爬虫简介和请求模块urllib，requests

最新推荐文章于 2024-02-03 23:14:23 发布

3S水乡

最新推荐文章于 2024-02-03 23:14:23 发布

阅读量145

点赞数

分类专栏： Python爬虫文章标签： python 爬虫

本文链接：https://blog.csdn.net/weixin_46002243/article/details/112059137

版权

Python爬虫专栏收录该内容

1 篇文章 0 订阅

订阅专栏

爬虫简介和请求模块urllib，requests

1. 爬虫简介

什么是爬虫？

简单一句话就是代替人去模拟浏览器进行网页操作

为什么需要爬虫？

提供数据源，列如一些搜索引擎就是先去网站爬取信息，再形成一个返回的结果画面呈现给用户
爬取数据进行数据分析
AI人工只能（智能家居、无人驾驶、智能语音、智能导航、人脸识别。。。）

企业获取数据的方式？

公司自有数据
第三方平台购买的数据（百度指数、数据堂等）
爬虫爬取的数据

2. python爬虫大致分为三步，数据爬过来，数据提取，数据分析。

3. 网络request 的几个概念

get查询参数会在url显示出来
post查询参数不会显示再url地址之上的
url：
User-Agent 用户代理，记录了用户的操作系统、浏览器等，为了让用户更好的获取HTML页面效果

User-Agent: Mozilla/5.0 (Windows NT 10.0; WOW64) AppleWebKit/537.36 (KHTML, like Gecko) Chrome/87.0.4280.88 Safari/537.36

Referer 表明当前的这个请求是从哪个url过来了，一般作为一个反爬的工具。

4. urllib

urllib 是内置的模块，而requests 是三方的模块
python2: urllib2， urllib
python3: 把urllib和urllib2合并统一的urllib。
还有urllib3模块，接触不多
urllib.request.urlopen()不能自定义header。如果一个request需要自定义header，用 urllib.request.Request() 自定义一个request对象，再把这个对象传给urlopen()

req = urllib.request.Request(url, headers=headers)
res = urllib.request.urlopen(req)

get类型的url 中如果包含中文，那么中文字符是以16进制的形式保存的
urllib.parse 中包含两个方法，

urllib.parse.urlencode(“字典”)
urllib.parse.quote(“字符串”)

urllib.parse.urlencode({"kw": "海贼王"})

Output: kw=%E6%B5%B7%E8%B4%BC%E7%8E%8B

urllib.parse.quote("海贼王")

Output: %E6%B5%B7%E8%B4%BC%E7%8E%8B
海贼王贴吧第2页URL:

https://tieba.baidu.com/f?kw=%E6%B5%B7%E8%B4%BC%E7%8E%8B&ie=utf-8&pn=50

Note: 对于中文字符，三个16进制表示一个字符。比如：海=%E6%B5%B7

5. requests

requests.get() 能自定义header
res = requests.get(url, headers=headers)
type(res.content) = <class ‘bytes’>， type(res.text) = <class ‘str’>
POST 请求， url中看不到查询参数

requests.get(url, data=date, headers=headers)

date 里面需要包含查询参数

6. 网上爬取一张图片，并保存到本地

urllib 实现

import urllib.request
headers = {"User-Agent": "Mozilla/5.0 (Windows NT 10.0; WOW64) AppleWebKit/537.36 (KHTML, like Gecko) Chrome/87.0.4280.88 Safari/537.36"}
url = "https://ss1.bdstatic.com/70cFvXSh_Q1YnxGkpoWK1HF6hhy/it/u=4001356234,2763706243&fm=26&gp=0.jpg"
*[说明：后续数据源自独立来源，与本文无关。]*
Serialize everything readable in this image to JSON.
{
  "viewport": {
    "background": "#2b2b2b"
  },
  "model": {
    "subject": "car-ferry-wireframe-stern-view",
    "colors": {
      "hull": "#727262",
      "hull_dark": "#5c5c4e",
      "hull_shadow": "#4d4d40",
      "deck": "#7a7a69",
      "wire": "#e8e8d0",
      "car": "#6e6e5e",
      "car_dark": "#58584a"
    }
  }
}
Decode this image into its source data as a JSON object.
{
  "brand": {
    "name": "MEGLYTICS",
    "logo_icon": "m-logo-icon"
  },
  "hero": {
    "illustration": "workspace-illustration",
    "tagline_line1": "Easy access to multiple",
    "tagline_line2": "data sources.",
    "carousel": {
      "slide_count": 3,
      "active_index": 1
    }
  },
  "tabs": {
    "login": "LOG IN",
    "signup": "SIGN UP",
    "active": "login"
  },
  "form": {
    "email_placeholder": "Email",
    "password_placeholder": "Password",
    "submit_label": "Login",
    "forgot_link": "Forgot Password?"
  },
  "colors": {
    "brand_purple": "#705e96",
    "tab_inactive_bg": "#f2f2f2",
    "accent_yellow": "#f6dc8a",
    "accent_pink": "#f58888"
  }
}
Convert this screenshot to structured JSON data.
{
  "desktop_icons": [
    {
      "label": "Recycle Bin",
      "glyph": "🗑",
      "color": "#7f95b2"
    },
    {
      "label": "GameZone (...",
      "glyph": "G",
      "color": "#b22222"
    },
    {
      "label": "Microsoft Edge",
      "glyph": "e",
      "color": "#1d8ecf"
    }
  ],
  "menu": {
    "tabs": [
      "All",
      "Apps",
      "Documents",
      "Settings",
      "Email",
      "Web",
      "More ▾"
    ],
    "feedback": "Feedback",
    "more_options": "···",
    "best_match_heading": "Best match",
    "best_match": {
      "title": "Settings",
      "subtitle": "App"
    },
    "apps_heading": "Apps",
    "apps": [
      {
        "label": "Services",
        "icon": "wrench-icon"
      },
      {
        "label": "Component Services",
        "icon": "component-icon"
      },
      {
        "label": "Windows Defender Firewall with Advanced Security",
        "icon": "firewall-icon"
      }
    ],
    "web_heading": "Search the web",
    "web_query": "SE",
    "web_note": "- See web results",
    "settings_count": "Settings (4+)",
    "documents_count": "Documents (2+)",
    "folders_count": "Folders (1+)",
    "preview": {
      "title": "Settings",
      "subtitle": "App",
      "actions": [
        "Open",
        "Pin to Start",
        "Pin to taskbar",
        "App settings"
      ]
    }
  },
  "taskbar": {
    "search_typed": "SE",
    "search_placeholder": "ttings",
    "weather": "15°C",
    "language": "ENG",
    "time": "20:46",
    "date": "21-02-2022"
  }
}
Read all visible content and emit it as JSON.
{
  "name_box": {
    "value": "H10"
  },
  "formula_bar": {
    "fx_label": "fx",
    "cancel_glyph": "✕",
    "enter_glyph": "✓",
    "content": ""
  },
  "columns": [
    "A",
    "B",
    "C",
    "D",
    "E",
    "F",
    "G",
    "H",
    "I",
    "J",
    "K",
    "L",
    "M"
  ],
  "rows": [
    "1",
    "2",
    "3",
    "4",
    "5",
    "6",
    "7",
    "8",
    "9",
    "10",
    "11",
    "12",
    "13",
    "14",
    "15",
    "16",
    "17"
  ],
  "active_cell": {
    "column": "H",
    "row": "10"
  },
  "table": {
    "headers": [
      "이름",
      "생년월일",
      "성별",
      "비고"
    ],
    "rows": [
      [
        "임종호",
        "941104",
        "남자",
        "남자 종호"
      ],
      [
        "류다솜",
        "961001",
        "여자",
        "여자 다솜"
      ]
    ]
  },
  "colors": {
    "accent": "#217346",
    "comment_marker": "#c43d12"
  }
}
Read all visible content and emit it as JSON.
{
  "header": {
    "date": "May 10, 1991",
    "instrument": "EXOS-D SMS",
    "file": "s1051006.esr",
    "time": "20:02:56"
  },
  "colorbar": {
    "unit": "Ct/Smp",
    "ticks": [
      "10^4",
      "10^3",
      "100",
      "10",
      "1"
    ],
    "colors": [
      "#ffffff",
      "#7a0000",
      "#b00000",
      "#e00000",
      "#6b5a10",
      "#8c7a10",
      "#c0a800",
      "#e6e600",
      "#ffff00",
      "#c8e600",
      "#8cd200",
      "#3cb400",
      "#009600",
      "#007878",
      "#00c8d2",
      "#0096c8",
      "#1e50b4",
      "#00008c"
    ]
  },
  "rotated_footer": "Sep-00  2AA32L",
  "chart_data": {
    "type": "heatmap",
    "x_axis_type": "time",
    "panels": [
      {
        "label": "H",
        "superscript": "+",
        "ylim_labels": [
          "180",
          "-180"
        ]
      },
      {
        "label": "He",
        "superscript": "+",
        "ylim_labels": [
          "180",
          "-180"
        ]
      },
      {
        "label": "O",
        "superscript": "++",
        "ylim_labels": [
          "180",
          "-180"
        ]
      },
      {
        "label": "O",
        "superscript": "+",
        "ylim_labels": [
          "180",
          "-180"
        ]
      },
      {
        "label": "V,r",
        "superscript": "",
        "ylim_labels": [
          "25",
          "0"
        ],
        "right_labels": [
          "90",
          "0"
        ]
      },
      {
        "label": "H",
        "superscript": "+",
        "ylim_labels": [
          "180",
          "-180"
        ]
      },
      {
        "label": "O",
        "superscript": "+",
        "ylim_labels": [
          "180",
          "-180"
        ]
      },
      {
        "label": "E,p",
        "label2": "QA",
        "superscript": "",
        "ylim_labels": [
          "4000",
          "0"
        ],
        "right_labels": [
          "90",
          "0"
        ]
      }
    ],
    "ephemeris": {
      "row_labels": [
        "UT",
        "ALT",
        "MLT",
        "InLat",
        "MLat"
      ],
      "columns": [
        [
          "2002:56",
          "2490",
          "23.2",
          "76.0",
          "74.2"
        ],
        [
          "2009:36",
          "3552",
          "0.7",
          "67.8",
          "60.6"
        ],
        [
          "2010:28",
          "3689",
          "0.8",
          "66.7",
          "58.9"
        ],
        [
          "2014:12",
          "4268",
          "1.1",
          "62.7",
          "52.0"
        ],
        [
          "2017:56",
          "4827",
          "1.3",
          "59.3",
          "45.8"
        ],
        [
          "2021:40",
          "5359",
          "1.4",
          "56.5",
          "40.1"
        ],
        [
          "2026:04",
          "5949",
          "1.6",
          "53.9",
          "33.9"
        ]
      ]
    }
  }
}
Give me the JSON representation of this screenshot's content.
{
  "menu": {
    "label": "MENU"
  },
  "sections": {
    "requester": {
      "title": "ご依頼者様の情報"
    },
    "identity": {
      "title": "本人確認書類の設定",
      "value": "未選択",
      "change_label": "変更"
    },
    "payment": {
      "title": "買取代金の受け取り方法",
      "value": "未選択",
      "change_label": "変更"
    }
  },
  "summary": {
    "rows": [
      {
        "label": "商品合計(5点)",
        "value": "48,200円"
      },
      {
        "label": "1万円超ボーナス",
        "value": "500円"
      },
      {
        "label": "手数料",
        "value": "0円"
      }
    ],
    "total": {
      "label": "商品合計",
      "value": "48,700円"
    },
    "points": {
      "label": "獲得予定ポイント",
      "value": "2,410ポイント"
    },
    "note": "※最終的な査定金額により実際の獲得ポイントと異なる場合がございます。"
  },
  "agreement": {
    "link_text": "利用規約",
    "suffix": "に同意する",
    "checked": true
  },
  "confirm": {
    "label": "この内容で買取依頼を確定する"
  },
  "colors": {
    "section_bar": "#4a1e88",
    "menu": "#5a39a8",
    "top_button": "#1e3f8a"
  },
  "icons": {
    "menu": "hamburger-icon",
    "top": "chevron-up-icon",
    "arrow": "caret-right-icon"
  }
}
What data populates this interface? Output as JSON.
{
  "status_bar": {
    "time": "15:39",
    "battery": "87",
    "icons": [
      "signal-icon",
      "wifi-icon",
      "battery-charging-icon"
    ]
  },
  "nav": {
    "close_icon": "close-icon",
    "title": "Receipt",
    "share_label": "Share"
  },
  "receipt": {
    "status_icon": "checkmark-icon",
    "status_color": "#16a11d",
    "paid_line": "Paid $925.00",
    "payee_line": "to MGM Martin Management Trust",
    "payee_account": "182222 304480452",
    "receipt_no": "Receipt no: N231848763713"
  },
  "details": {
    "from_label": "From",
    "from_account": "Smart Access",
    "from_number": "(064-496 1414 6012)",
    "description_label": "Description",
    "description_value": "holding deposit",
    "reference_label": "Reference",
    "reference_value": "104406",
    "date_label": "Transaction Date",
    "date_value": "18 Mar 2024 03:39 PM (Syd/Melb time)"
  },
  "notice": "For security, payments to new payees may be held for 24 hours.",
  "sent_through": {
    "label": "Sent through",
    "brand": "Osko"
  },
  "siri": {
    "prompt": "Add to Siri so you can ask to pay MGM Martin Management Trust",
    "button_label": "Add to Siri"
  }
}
req = urllib.request.Request(url, headers=headers)
res = urllib.request.urlopen(req)
with open("tupian.jpg", 'wb') as pic:
    pic.write(res.read())

requests实现

import requests
headers = {"User-Agent": "Mozilla/5.0 (Windows NT 10.0; WOW64) AppleWebKit/537.36 (KHTML, like Gecko) Chrome/87.0.4280.88 Safari/537.36"}
url = "https://ss2.bdstatic.com/70cFvnSh_Q1YnxGkpoWK1HF6hhy/it/u=3323914398,641435642&fm=26&gp=0.jpg"

res = requests.get(url, headers=headers)
with open("dahua.jpg", "wb") as pic:
    pic.write(res.content)

7. 爬取百度贴吧数据，并保存到本地

基本思路：获取贴吧每页的url，然后把每页数据都保存到本地。

输入想要查找的贴吧 2. 输入想爬取的起始页 3. 输入想要爬取的终止页 4. 爬取数据并保存在本地

urllib 实现

import urllib.parse
import urllib.request

headers = {"User-Agent": "Mozilla/5.0 (Windows NT 10.0; WOW64) AppleWebKit/537.36 (KHTML, like Gecko) Chrome/87.0.4280.88 Safari/537.36"}

kw_input = input("pls input keyword: ")
start_pn = int(input("Enter the first page: "))
end_pn = int(input("Enter the last page: "))

kw_input = urllib.parse.quote(kw_input)
# print(kw, type(kw))

#第二页  https://tieba.baidu.com/f?kw=%E6%B5%B7%E8%B4%BC%E7%8E%8B&ie=utf-8&pn=50
#第三页  https://tieba.baidu.com/f?kw=%E6%B5%B7%E8%B4%BC%E7%8E%8B&ie=utf-8&pn=100

base_url = "https://tieba.baidu.com/f?kw={kw_input}&pn={page}"

for page in range(start_pn, end_pn+1):

    url = base_url.format(kw_input=kw_input, page=(page-1)*50)
    req = urllib.request.Request(url, headers=headers)
    res = urllib.request.urlopen(req)
    with open(f"第{page}页.html", 'w', encoding='utf-8', newline='') as f:
        content = res.read().decode('utf-8')
        f.write(content)

requestes 实现

import requests

headers = {"User-Agent": "Mozilla/5.0 (Windows NT 10.0; WOW64) AppleWebKit/537.36 (KHTML, like Gecko) Chrome/87.0.4280.88 Safari/537.36"}

kw_input = input("pls input keyword: ")
start_pn = int(input("Enter the first page: "))
end_pn = int(input("Enter the last page: "))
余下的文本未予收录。